La soledad en un Viernes Santo
En el fondo, y a pesar de los silencios de Dios, todos, de una u otra manera, queremos creer
El instante preciso de la muerte de un ser humano se produce en medio de una soledad infinita, sin límites. Debió de ser lo que sintió Cristo, a pesar de tener a su Madre al lado. Dicen los que han profundizado en el dolor humano que la agonía se lleva mejor en compañía de la familia, que, en realidad, son los mejores cuidados paliativos. Hace dos mil años nadie hablaba de ello, pero sí sabemos el profundo dolor que un Dios hecho hombre sintió al tener que enfrentarse a la muerte. Tres días después, resucitó y nos dejó el mayor mensaje de esperanza que la humanidad ha podido recibir a lo largo de toda su existencia: nacemos para morir, pero hay vida tras la muerte. Por eso hoy, como tantos años atrás, seguimos celebrando el misterio de la trascendencia, que mueve en España a millones de ciudadanos, ya que no en vano el setenta por ciento de la población se declara católica.
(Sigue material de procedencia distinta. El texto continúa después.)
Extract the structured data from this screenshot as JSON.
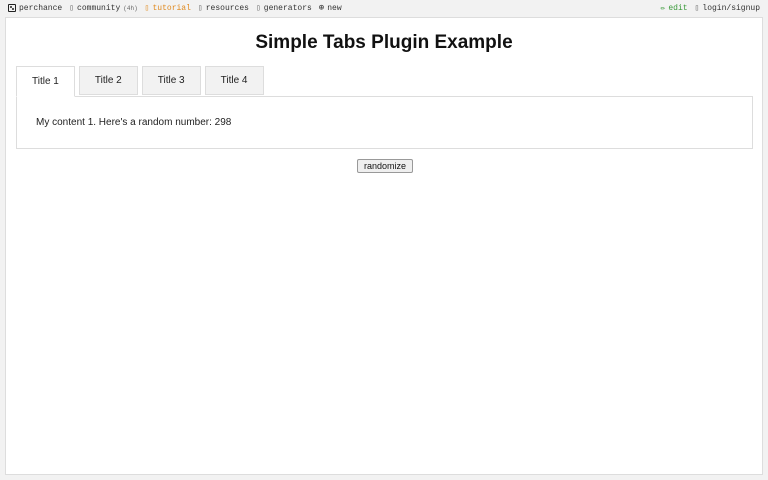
{
  "nav": {
    "brand": "perchance",
    "community": "community",
    "community_count": "(4h)",
    "tutorial": "tutorial",
    "resources": "resources",
    "generators": "generators",
    "new": "new",
    "edit": "edit",
    "login": "login/signup"
  },
  "page": {
    "title": "Simple Tabs Plugin Example"
  },
  "tabs": [
    {
      "label": "Title 1",
      "active": true
    },
    {
      "label": "Title 2",
      "active": false
    },
    {
      "label": "Title 3",
      "active": false
    },
    {
      "label": "Title 4",
      "active": false
    }
  ],
  "content": {
    "text": "My content 1. Here's a random number: 298"
  },
  "actions": {
    "randomize_label": "randomize"
  }
}
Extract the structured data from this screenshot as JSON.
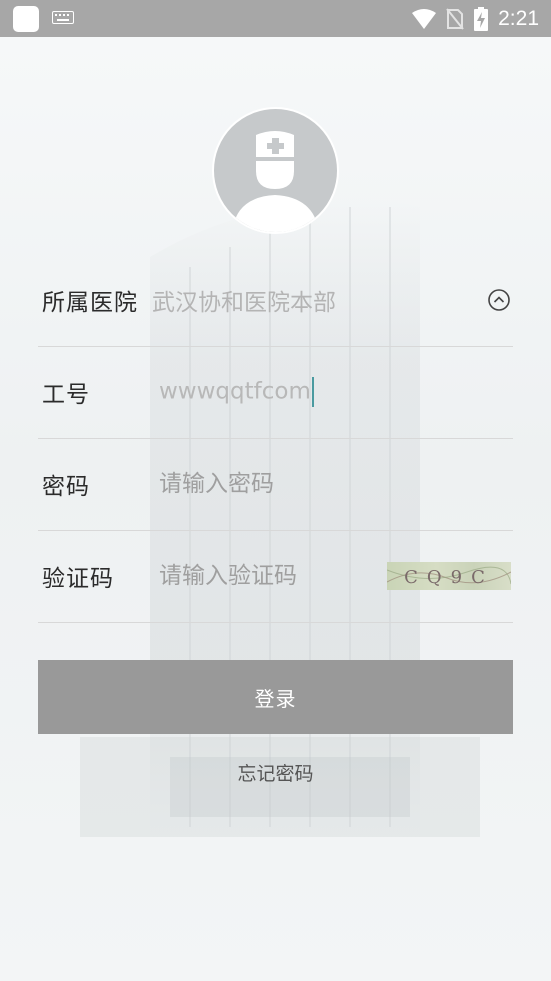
{
  "status_bar": {
    "time": "2:21",
    "icons": [
      "app-icon",
      "keyboard-icon",
      "wifi-icon",
      "no-sim-icon",
      "battery-charging-icon"
    ]
  },
  "login_form": {
    "hospital": {
      "label": "所属医院",
      "value": "武汉协和医院本部",
      "icon": "chevron-up-circle-icon"
    },
    "employee_id": {
      "label": "工号",
      "value": "wwwqqtfcom"
    },
    "password": {
      "label": "密码",
      "placeholder": "请输入密码"
    },
    "captcha": {
      "label": "验证码",
      "placeholder": "请输入验证码",
      "image_text": "CQ9C"
    },
    "login_button": "登录",
    "forgot_password": "忘记密码"
  },
  "colors": {
    "status_bar_bg": "#a7a7a7",
    "button_bg": "#999999",
    "caret": "#4a9aa0",
    "avatar_bg": "#c6c9cb"
  }
}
Hubo un tiempo, sin embargo, en que la devoción y la fe se manifestaban en la última parroquia de España. Hoy me dispongo a caminar con la imaginación, que no deja de ser un recuerdo creativo, por las viejas iglesias de mi memoria, de mi infancia, y están todas cerradas. En sus atrios solo reina la soledad. Trato de recrear cuántas personas se acercarán a golpear la aldaba de los portones de los templos de Cerdido, Piñeiro, Esteiro, Cervo, Regoa… y así miles de lugares sagrados donde antaño se oraba en silencio y hoy no habrá absolutamente nadie. Es otro de los rostros de la España vaciada y también un síntoma de una sociedad fanfarrona que cree que ya no necesita a Dios.
Hay quien puede esgrimir que en la España de medio siglo atrás la asistencia a los actos religiosos era una costumbre que formaba parte de la vida social y que es más auténtica ahora, ya que se origina a partir de una creencia profunda, no exenta de dudas, ya que solo se cuestiona la existencia de Dios quien cree. En el fondo, y a pesar de los silencios de Dios, todos, de una u otra manera, queremos creer. Tratamos de entender esos silencios y nuestra razón nos lleva hasta el límite, y en esa frontera sabemos que alguien existe, porque de lo contrario nuestra soledad sería inmensa.
Hoy las ciudades de España, a pesar de la lluvia y el viento, a los que nadie puede parar, estarán atestadas de gente, de un bullicio en el que se entremezcla la religiosidad popular con el turismo más descreído. En medio de esos caminos urbanos atiborrados de gente de la más diversa estirpe, se perderá la idea que acompaña al género humano desde que alcanza este valle de tierra, la soledad. Por eso, me viene al recuerdo la memoria geográfica de todas esas pequeñas iglesias de la inmensa España donde hoy no habrá nadie rezando. Ya no se quedan únicamente solos los muertos, también los vivos.